Шарлотта подняла глаза и встретилась с его взглядом, любопытным и лишенным привычной для светских бесед глазури беспристрастности. Она слегка улыбнулась, дабы показать, что спокойна, серьезна и собранна; потом запоздало улыбнулась еще раз, демонстрируя, что согласна с ним.
— Вижу, вы тоже не остались в стороне, — продолжал Аларик. — Вам было бы вполне простительно найти другие дела и избежать неприятного визита. Вы не слишком хорошо знали Лагардов, полагаю? Однако посчитали нужным прийти?
— Боюсь только, пользы от этого мало, — грустно ответила она. — Разве что мама с Эмили увели миссис Денбай.
Аларик улыбнулся, и таившаяся в нем ирония проступила в глазах.

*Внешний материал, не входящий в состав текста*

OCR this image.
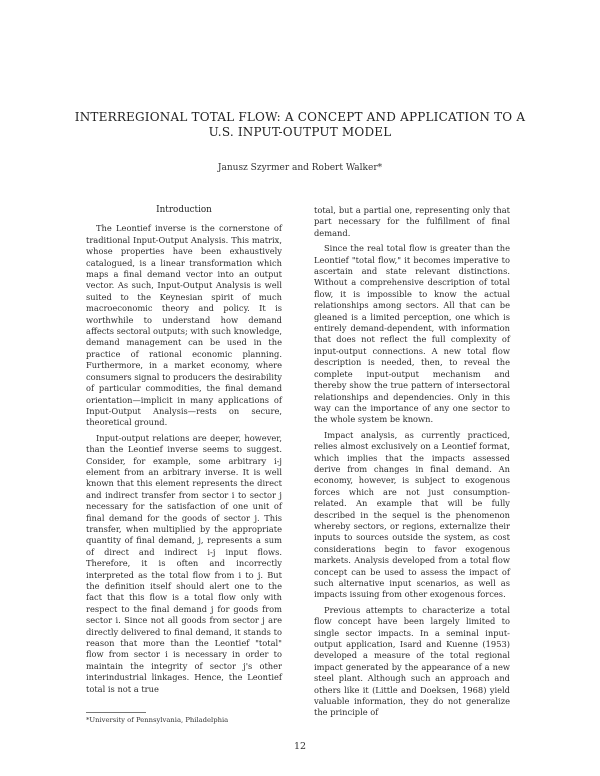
INTERREGIONAL TOTAL FLOW: A CONCEPT AND APPLICATION TO A
U.S. INPUT-OUTPUT MODEL
Janusz Szyrmer and Robert Walker*
Introduction

The Leontief inverse is the cornerstone of traditional Input-Output Analysis. This matrix, whose properties have been exhaustively catalogued, is a linear transformation which maps a final demand vector into an output vector. As such, Input-Output Analysis is well suited to the Keynesian spirit of much macroeconomic theory and policy. It is worthwhile to understand how demand affects sectoral outputs; with such knowledge, demand management can be used in the practice of rational economic planning. Furthermore, in a market economy, where consumers signal to producers the desirability of particular commodities, the final demand orientation—implicit in many applications of Input-Output Analysis—rests on secure, theoretical ground.

Input-output relations are deeper, however, than the Leontief inverse seems to suggest. Consider, for example, some arbitrary i-j element from an arbitrary inverse. It is well known that this element represents the direct and indirect transfer from sector i to sector j necessary for the satisfaction of one unit of final demand for the goods of sector j. This transfer, when multiplied by the appropriate quantity of final demand, j, represents a sum of direct and indirect i-j input flows. Therefore, it is often and incorrectly interpreted as the total flow from i to j. But the definition itself should alert one to the fact that this flow is a total flow only with respect to the final demand j for goods from sector i. Since not all goods from sector j are directly delivered to final demand, it stands to reason that more than the Leontief "total" flow from sector i is necessary in order to maintain the integrity of sector j's other interindustrial linkages. Hence, the Leontief total is not a true

total, but a partial one, representing only that part necessary for the fulfillment of final demand.

Since the real total flow is greater than the Leontief "total flow," it becomes imperative to ascertain and state relevant distinctions. Without a comprehensive description of total flow, it is impossible to know the actual relationships among sectors. All that can be gleaned is a limited perception, one which is entirely demand-dependent, with information that does not reflect the full complexity of input-output connections. A new total flow description is needed, then, to reveal the complete input-output mechanism and thereby show the true pattern of intersectoral relationships and dependencies. Only in this way can the importance of any one sector to the whole system be known.

Impact analysis, as currently practiced, relies almost exclusively on a Leontief format, which implies that the impacts assessed derive from changes in final demand. An economy, however, is subject to exogenous forces which are not just consumption-related. An example that will be fully described in the sequel is the phenomenon whereby sectors, or regions, externalize their inputs to sources outside the system, as cost considerations begin to favor exogenous markets. Analysis developed from a total flow concept can be used to assess the impact of such alternative input scenarios, as well as impacts issuing from other exogenous forces.

Previous attempts to characterize a total flow concept have been largely limited to single sector impacts. In a seminal input-output application, Isard and Kuenne (1953) developed a measure of the total regional impact generated by the appearance of a new steel plant. Although such an approach and others like it (Little and Doeksen, 1968) yield valuable information, they do not generalize the principle of

*University of Pennsylvania, Philadelphia
12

— А, Амариллис! Да, это доброе дело. Не знаю почему, но теплых чувств они друг к дружке не питали. И если бы породнились, это стало бы источником серьезных огорчений.
— Вы не знаете почему? — спросила Шарлотта.
Она была удивлена. Не может быть, чтоб он был так слеп! Амариллис — настоящая собственница, и ее чувства к Тормоду — всепожирающее пламя. Мысль о том, чтобы жить вместе с Элоизой, была бы для нее непереносимой. Когда две женщины живут в одном доме, одна из них неизбежно начинает командовать. Что в такой роли окажется Элоиза, представлялось маловероятным; Тормод же, видя приниженное положение сестры, жалел бы ее, что было бы еще хуже. Нет, если Поль Аларик не понимает чувств Амариллис, то его воображение разочаровывающе скудно.
Шарлотта взглянула ему в лицо, и до нее дошло: он не понимает, что Элоиза осталась бы с ними. Но Тормод вряд ли бросил бы ее одну! Она юна и бесконечно ранима — общество не приняло бы этого.
— У меня создалось впечатление, что миссис Денбай весьма неравнодушна к мистеру Лагарду, — начала Шарлотта. Какой смехотворно неподходящий выбор слов для той силы чувств, что она увидела в Амариллис, той страсти души и тела, что бурлит в ней.
Аларик уныло улыбнулся. Он тоже это заметил.
— Возможно, мне недостает проницательности, но жена и сестра не кажутся взаимоисключающими величинами.
— Действительно, мсье. — Шарлотта вдруг поняла, что теряет терпение. — Если вы по уши влюблены в кого-то, если можете понять такое чувство, захотели бы вы делить свою жизнь с тем, кто знает этого человека значительно лучше вас? С кем его связывают общие воспоминания, всякие забавные случаи, тайны, друзья, детские забавы…
— Ну, хорошо, я понял. — Аларик вдруг вернулся к поре их дружбы, возникшей в те ужасные дни на Парагон-уок, когда другая ревность и ненависть вылилась в убийство. — Я был невнимателен, даже глуп. Понимаю, для кого-то вроде Амариллис такое положение было бы невыносимо. Однако, если Тормод так сильно искалечен, как я слышал, вопрос о браке отпадает.
Он всего лишь озвучил очевидное, и все же его слова упали ледяными глыбами.
Они все еще молчали, погруженные каждый в свое восприятие трагедии, когда вернулась Элоиза. Аларика она оглядела без интереса, словно узнала лишь некое очертание, еще одну фигуру, присутствие которой требуется признать.
— Добрый день, мсье Аларик. Как любезно, что вы зашли.
Вид ее застывшего лица, запавших от горя глаз подействовал на француза больше, чем все возможные слова Шарлотты. Он позабыл манеры, позабыл все заученные выражения сочувствия. Осталось только обычное человеческое чувство.